Unemployment in Switzerland has fallen to its lowest level in eight years, dropping to 2.1 per cent in April, down from 2.3 per cent in March. The economics ministry said just over 75,000 people were registered as unemployed last month.
That's nearly 6,000 fewer than in March, or a fall of 0.2 per cent.
Boris Zürcher, chief economist at the Federal Office for Employment, told swissinfo that the downward trend in jobless figures was expected to last.
"Growth is going to continue, the unemployment rate will further decline, so the prospects of the Swiss economy appear at the moment to be very bright," he said.
Zürcher explained that most of the jobs being created remain in the service sector. But he also noted that in the first three months of this year the manufacturing sector has also started to recover, recording the second strongest performance next to the service sector in terms of job creation.
The data has been welcomed by analysts. Andreas Huffert, a Swiss economist at Warburg Dillon Reed, said the unemployment data "confirms the bright outlook for the Swiss economy".
Expectations are that unemployment could fall below the 2 per cent level by the end of the year as the Swiss economy continues to expand. However this could lead to labour shortages in certain sectors of the economy, which might in time lead to inflationary pressures.
"For certain sectors, particularly information technology, they are already lacking workers, and this might give rise to wage pressure in the longer term," Zürcher explained.
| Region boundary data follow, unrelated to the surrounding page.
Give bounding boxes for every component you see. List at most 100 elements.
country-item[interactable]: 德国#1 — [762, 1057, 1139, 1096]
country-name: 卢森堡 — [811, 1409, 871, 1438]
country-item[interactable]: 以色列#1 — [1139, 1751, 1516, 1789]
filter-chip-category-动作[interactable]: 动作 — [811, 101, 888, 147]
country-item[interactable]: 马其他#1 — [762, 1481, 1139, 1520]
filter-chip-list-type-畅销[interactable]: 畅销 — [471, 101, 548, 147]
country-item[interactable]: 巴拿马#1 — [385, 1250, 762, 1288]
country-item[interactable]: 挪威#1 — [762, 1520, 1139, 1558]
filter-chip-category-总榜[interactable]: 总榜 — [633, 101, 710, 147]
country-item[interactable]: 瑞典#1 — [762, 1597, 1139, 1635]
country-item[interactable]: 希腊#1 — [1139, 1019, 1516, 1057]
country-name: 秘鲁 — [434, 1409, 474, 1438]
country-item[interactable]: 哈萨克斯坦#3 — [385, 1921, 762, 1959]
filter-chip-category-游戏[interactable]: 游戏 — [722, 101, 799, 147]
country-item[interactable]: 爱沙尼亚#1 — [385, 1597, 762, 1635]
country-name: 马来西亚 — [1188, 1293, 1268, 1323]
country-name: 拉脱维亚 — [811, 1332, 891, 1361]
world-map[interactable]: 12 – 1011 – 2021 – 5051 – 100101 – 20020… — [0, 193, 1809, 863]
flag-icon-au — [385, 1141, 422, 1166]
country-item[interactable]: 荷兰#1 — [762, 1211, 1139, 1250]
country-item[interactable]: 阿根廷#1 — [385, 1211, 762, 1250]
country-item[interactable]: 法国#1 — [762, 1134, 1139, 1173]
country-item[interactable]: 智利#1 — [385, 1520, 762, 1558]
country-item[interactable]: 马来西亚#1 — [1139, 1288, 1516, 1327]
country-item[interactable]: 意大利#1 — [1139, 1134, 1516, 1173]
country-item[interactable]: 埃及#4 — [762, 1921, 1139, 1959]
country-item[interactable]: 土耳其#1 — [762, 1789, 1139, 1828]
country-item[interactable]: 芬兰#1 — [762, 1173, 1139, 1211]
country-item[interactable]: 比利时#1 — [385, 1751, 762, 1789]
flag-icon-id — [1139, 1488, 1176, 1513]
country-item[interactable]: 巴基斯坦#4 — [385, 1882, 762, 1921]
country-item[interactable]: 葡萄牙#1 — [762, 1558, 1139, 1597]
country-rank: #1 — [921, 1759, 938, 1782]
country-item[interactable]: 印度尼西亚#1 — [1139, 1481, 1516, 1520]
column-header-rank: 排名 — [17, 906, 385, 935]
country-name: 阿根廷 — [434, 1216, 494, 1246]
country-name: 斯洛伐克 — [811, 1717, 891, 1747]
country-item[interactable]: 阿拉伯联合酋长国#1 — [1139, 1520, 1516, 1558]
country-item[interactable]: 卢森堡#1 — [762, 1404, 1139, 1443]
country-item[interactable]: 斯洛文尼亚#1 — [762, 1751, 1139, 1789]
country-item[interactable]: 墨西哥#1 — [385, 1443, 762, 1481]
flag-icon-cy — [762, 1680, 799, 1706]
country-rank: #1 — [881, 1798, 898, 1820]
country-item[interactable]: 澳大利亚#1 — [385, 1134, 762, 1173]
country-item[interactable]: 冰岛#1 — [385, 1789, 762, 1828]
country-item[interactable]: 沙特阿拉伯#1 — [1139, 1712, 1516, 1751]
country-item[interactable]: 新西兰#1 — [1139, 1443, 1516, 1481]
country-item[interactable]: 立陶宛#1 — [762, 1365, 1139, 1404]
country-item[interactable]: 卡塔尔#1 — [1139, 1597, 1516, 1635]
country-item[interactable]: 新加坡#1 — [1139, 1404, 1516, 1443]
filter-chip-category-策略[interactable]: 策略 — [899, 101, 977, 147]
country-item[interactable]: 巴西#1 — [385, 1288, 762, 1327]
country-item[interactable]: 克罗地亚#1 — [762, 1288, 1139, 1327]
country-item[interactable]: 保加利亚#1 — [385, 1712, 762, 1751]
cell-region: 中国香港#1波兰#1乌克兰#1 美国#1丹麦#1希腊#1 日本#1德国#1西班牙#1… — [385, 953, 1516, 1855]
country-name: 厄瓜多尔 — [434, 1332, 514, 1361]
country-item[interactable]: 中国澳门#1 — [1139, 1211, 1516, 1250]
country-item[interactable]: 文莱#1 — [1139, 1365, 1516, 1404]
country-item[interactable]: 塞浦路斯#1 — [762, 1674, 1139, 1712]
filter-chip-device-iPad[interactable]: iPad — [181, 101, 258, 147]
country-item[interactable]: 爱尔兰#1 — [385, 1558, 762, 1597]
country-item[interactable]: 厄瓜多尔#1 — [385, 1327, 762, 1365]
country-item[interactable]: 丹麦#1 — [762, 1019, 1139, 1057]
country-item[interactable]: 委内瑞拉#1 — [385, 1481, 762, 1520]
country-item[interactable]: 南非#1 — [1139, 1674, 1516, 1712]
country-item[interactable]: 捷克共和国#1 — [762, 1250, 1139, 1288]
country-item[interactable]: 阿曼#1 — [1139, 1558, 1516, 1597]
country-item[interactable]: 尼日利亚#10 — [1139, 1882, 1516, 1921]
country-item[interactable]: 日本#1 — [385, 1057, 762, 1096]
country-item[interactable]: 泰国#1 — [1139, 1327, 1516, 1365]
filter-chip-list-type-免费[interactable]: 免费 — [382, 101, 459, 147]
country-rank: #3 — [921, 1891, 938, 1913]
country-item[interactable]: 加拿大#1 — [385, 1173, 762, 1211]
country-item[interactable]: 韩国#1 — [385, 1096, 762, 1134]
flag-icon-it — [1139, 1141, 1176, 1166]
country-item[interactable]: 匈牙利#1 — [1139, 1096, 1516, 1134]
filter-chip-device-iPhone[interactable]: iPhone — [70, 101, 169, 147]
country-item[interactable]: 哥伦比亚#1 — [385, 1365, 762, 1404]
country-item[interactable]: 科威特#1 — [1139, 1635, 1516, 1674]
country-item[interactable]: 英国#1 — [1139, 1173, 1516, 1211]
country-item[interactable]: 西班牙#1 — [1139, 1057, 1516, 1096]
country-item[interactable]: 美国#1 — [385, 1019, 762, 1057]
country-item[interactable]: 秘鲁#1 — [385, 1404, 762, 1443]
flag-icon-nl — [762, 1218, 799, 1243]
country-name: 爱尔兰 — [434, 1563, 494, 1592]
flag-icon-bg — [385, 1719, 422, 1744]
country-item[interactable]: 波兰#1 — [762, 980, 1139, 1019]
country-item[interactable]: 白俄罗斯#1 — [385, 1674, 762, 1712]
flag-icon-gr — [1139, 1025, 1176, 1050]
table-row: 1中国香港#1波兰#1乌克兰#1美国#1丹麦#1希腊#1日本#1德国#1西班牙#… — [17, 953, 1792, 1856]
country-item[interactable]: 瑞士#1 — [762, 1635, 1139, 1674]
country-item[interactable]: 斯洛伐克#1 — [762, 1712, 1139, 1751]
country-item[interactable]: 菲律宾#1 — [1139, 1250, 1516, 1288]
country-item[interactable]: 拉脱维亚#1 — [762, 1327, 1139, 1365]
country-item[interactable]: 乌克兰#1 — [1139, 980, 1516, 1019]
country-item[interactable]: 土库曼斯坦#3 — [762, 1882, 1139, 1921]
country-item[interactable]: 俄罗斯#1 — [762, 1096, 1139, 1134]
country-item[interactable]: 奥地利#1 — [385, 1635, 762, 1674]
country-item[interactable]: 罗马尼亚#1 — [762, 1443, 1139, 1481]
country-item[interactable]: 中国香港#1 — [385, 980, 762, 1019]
Analysts were also keen to point out that the official unemployment figures, although highlighting the strength of the economy, do not include everyone who is out of work. The real number, which includes the long-term unemployed, those on training schemes and those not claiming benefits is thought to be much larger.
"We have only the registered unemployed, that is the people who are without a job and who are registered with the regional placement offices in Switzerland. However there are always people who don't register," Zürcher added.
Among the cantons, French-speaking Geneva retains the highest unemployment level, at 4.5 per cent, while German-speaking Appenzell has the lowest unemployment rate of just 0.3 per cent.